How to make MXFP4 Quants
Thanks for all your efforts on MXFP4 MLX quants. Do you have a script for making the quants, or commands I could use? I wouldn't mind making updated versions of other models.
Hey @DatToad , happy to help! You can do this in a one-liner actually. This is the exact command I ran to quantize and upload this model: mlx_lm.convert --hf-path "zerofata/GLM-4.5-Iceblink-v2-106B-A12B" -q --q-mode mxfp4 --q-group-size 32 --upload-repo "beezu/zerofata_GLM-4.5-Iceblink-v2-106B-A12B-MLX-MXFP4".

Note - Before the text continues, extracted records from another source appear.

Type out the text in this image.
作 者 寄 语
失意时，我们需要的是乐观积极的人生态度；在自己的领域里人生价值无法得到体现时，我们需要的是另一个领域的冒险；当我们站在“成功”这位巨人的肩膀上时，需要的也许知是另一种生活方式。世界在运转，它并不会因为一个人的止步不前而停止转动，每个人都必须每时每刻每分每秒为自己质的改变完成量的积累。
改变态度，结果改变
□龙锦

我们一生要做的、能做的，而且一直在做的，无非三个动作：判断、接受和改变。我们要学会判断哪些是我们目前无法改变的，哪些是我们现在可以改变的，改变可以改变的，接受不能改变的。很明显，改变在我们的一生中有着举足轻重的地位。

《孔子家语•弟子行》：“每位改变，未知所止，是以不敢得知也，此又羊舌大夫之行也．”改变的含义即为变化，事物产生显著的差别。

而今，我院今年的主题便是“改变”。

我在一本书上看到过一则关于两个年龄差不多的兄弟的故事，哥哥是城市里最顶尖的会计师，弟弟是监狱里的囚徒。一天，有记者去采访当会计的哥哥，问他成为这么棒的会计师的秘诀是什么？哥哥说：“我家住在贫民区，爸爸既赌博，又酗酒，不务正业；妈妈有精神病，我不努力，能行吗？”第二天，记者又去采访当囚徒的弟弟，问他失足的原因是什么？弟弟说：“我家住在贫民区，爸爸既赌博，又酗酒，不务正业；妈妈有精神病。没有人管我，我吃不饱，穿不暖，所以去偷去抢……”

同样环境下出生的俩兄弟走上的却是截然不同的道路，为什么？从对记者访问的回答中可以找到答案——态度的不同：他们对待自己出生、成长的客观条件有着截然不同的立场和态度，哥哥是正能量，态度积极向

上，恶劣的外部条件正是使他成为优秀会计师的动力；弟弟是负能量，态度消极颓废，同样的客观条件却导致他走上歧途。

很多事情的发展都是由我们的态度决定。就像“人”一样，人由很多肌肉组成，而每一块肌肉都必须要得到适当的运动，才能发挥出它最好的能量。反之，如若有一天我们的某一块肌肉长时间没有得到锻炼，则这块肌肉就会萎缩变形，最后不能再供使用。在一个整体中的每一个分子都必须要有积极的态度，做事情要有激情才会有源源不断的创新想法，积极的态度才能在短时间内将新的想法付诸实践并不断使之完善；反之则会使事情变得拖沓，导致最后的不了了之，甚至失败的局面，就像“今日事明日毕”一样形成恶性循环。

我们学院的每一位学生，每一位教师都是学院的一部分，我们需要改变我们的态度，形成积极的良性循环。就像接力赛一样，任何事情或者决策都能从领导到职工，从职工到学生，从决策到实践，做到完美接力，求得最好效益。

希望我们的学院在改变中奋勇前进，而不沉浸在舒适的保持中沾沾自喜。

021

Note that this is more RAM and GPU intensive than normal quants, and will take longer as well. I'm on a 128GB M3 Max, with the VRAM limit set at 116GB, and I ended up filling the VRAM and using about 10GB of swap space at points during this model's quantization. I had GPU timeouts (causing it to fail mid quantization) a couple of times, likely due to slow swap speeds. What ultimately worked for me was rebooting my Mac, launching the terminal and nothing else, and starting the quantization. Those steps are probably overkill for making mxfp4 quants of smaller models, but I figured I'd mention it to save you some headache if you run into those errors too.

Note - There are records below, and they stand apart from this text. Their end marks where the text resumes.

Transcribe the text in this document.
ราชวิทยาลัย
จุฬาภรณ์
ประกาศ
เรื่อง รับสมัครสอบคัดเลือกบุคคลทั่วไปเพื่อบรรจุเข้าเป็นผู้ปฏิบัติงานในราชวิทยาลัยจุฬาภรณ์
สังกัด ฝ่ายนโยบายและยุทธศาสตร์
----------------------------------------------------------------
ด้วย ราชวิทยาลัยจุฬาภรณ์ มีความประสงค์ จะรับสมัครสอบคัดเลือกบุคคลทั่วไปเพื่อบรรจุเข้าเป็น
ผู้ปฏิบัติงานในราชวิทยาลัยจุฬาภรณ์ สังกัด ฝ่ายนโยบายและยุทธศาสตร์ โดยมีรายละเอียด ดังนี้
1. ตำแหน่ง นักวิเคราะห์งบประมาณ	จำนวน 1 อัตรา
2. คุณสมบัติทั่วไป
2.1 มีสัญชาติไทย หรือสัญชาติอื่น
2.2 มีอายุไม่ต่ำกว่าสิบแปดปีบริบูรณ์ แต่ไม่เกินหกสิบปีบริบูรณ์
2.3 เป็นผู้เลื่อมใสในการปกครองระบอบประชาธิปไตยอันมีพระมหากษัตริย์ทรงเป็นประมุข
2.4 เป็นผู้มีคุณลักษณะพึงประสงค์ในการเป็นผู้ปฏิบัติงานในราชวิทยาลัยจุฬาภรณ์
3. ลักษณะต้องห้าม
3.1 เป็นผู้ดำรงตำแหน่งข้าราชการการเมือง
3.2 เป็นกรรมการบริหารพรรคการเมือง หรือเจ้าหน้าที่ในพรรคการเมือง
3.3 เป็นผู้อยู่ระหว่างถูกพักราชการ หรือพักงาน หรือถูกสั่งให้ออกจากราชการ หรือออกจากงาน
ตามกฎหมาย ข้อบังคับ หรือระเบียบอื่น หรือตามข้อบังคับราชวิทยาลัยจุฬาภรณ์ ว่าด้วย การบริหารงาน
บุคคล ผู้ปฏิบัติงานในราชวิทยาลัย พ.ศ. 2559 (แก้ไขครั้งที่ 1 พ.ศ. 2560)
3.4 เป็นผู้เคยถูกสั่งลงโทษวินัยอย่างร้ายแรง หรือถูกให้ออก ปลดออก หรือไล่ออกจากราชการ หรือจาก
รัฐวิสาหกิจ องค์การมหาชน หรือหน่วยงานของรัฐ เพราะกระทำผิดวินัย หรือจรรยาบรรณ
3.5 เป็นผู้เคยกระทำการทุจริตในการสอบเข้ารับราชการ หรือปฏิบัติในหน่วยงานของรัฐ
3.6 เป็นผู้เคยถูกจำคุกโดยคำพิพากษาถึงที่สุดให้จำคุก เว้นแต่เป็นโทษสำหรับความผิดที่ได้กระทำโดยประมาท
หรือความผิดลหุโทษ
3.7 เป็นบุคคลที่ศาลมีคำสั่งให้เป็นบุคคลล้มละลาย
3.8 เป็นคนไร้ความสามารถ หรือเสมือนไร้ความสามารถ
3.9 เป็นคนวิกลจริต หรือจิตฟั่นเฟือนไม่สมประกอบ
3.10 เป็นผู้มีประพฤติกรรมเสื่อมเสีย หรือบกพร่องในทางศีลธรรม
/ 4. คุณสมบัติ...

I believe quantizations like QX65g are generally mixed quantizations, essentially some layers are given a higher quality quantization than others, like some layers getting 6bit and others getting 5bit for a QX65. Hybrid quantizations like that are a rough equivalent to the GGUF "Q4_K_M" quantizations for the MLX world. I asked someone who makes these hybrid quantizations regularly about all of this over in this discussion thread: https://huggingface.co/nightmedia/unsloth-GLM-4.5-Air-qx64-mlx/discussions/2.
Making these in higher qualities like QX65, QX86, etc, essentially requires a modified version of mlx_lm.convert that adds new --quant-predicate options, since the defaults are what we'd call QX62, QX43, QX63, and QX64. I'm pulling these defaults from running mlx_lm.convert --help, to be clear. I did test things out and it worked, but I stupidly wiped out my modifications in a pip update without backing them up first, and just haven't gotten around to redoing the modifications and testing futher.
As for benchmarks, it's not something I've really explored unfortunately. I wish I could point you to resources for that but I've got nothing at the moment.